/scrappy-doo

Scrappy-doo, scrapes the juicy goodness from websites.

Primary LanguagePython

About Scrappy-Doo

Scrappy doo scrapes the juicy goodness from websites. Providing a full-URL, Scrappy-doo will print off the following items from the website's page:- The website title.

  • Website Meta Information.
  • Any comments in the page.
  • Any hidden form fields in the page.
  • All anchor tag hrefs.
  • All script tag srcs.
  • And all webpage strings.

Screenshot

Main Image

Installation

git clone https://github.com/url54/scrappy-doo.git

Recommend Python Version

Scrappy doo was written in Python 3.10.5. This is the only version that it has been tested with, however, most of the requirements are generic and should work with other versions of Python.

Dependencies

Scrappy doo was written with Requests, Re, Argparse, BeautifulSoup, pathlib, and colorama. These dependencies can be installed using the requirements.txt file.
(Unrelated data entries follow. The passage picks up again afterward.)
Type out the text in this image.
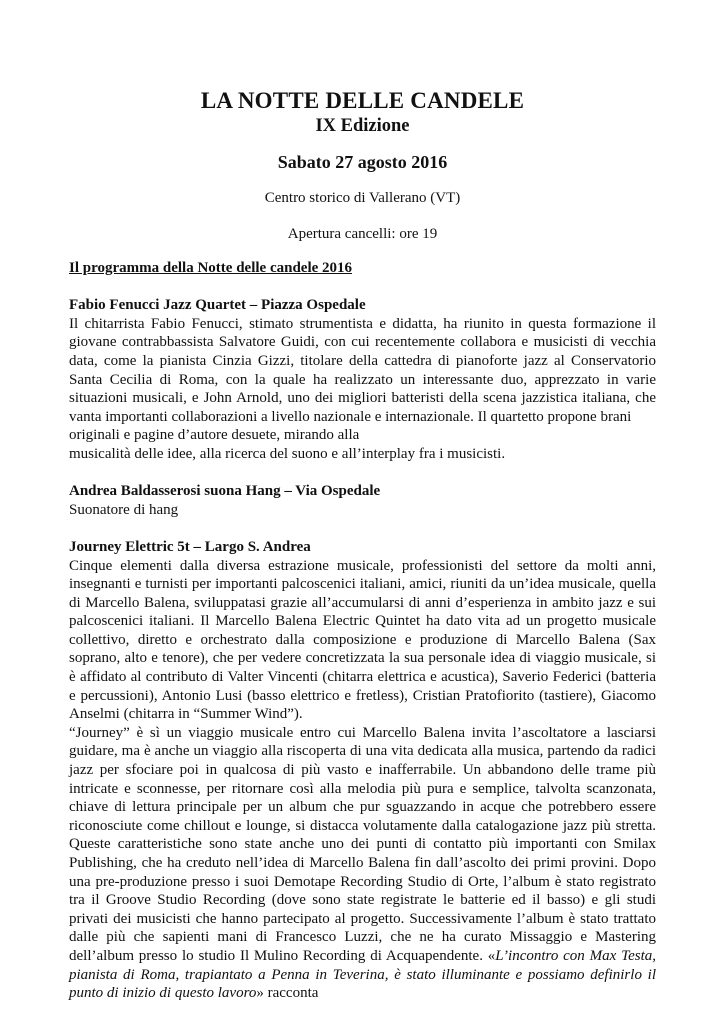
LA NOTTE DELLE CANDELE
IX Edizione
Sabato 27 agosto 2016
Centro storico di Vallerano (VT)
Apertura cancelli: ore 19

Il programma della Notte delle candele 2016

Fabio Fenucci Jazz Quartet – Piazza Ospedale

Il chitarrista Fabio Fenucci, stimato strumentista e didatta, ha riunito in questa formazione il giovane contrabbassista Salvatore Guidi, con cui recentemente collabora e musicisti di vecchia data, come la pianista Cinzia Gizzi, titolare della cattedra di pianoforte jazz al Conservatorio Santa Cecilia di Roma, con la quale ha realizzato un interessante duo, apprezzato in varie situazioni musicali, e John Arnold, uno dei migliori batteristi della scena jazzistica italiana, che vanta importanti collaborazioni a livello nazionale e internazionale. Il quartetto propone brani

originali e pagine d’autore desuete, mirando alla

musicalità delle idee, alla ricerca del suono e all’interplay fra i musicisti.

Andrea Baldasserosi suona Hang – Via Ospedale

Suonatore di hang

Journey Elettric 5t – Largo S. Andrea

Cinque elementi dalla diversa estrazione musicale, professionisti del settore da molti anni, insegnanti e turnisti per importanti palcoscenici italiani, amici, riuniti da un’idea musicale, quella di Marcello Balena, sviluppatasi grazie all’accumularsi di anni d’esperienza in ambito jazz e sui palcoscenici italiani. Il Marcello Balena Electric Quintet ha dato vita ad un progetto musicale collettivo, diretto e orchestrato dalla composizione e produzione di Marcello Balena (Sax soprano, alto e tenore), che per vedere concretizzata la sua personale idea di viaggio musicale, si è affidato al contributo di Valter Vincenti (chitarra elettrica e acustica), Saverio Federici (batteria e percussioni), Antonio Lusi (basso elettrico e fretless), Cristian Pratofiorito (tastiere), Giacomo Anselmi (chitarra in “Summer Wind”).

“Journey” è sì un viaggio musicale entro cui Marcello Balena invita l’ascoltatore a lasciarsi guidare, ma è anche un viaggio alla riscoperta di una vita dedicata alla musica, partendo da radici jazz per sfociare poi in qualcosa di più vasto e inafferrabile. Un abbandono delle trame più intricate e sconnesse, per ritornare così alla melodia più pura e semplice, talvolta scanzonata, chiave di lettura principale per un album che pur sguazzando in acque che potrebbero essere riconosciute come chillout e lounge, si distacca volutamente dalla catalogazione jazz più stretta. Queste caratteristiche sono state anche uno dei punti di contatto più importanti con Smilax Publishing, che ha creduto nell’idea di Marcello Balena fin dall’ascolto dei primi provini. Dopo una pre-produzione presso i suoi Demotape Recording Studio di Orte, l’album è stato registrato tra il Groove Studio Recording (dove sono state registrate le batterie ed il basso) e gli studi privati dei musicisti che hanno partecipato al progetto. Successivamente l’album è stato trattato dalle più che sapienti mani di Francesco Luzzi, che ne ha curato Missaggio e Mastering dell’album presso lo studio Il Mulino Recording di Acquapendente. «L’incontro con Max Testa, pianista di Roma, trapiantato a Penna in Teverina, è stato illuminante e possiamo definirlo il punto di inizio di questo lavoro» racconta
  • Installation on Linux:
sudo pip install -r requirements.txt

Usage

Short Long Description
-h --help Display help and list of switches.
-u --url Provide full URL for the target.
-f --full Full target scrape.
-a --anchor Scrape the hrefs from the anchor tags.
-m --meta Scrape the meta tags from the target.
-c --comment Scrape the comments from the target.
-s --source Scrape the sources from script tags.
-S --string Scrape the strings from the target.
-H --hidden Scrape hidden form fields.

Examples

  • Full list example
./scrappy_doo.py -u https://www.google.com -f
  • Scrape only anchors
./scrappy_doo.py -u https://www.google.com -a
  • Scrape only meta tags
./scrappy_doo.py -u https://www.google.com -m
  • Scrape a variety of items
./scrappy_doo.py -u https://www.google.com -a -s -S -c -H
  • Scrape a variety of items one-switch style
./scrappy_doo.py -u https://www.google.com -asScH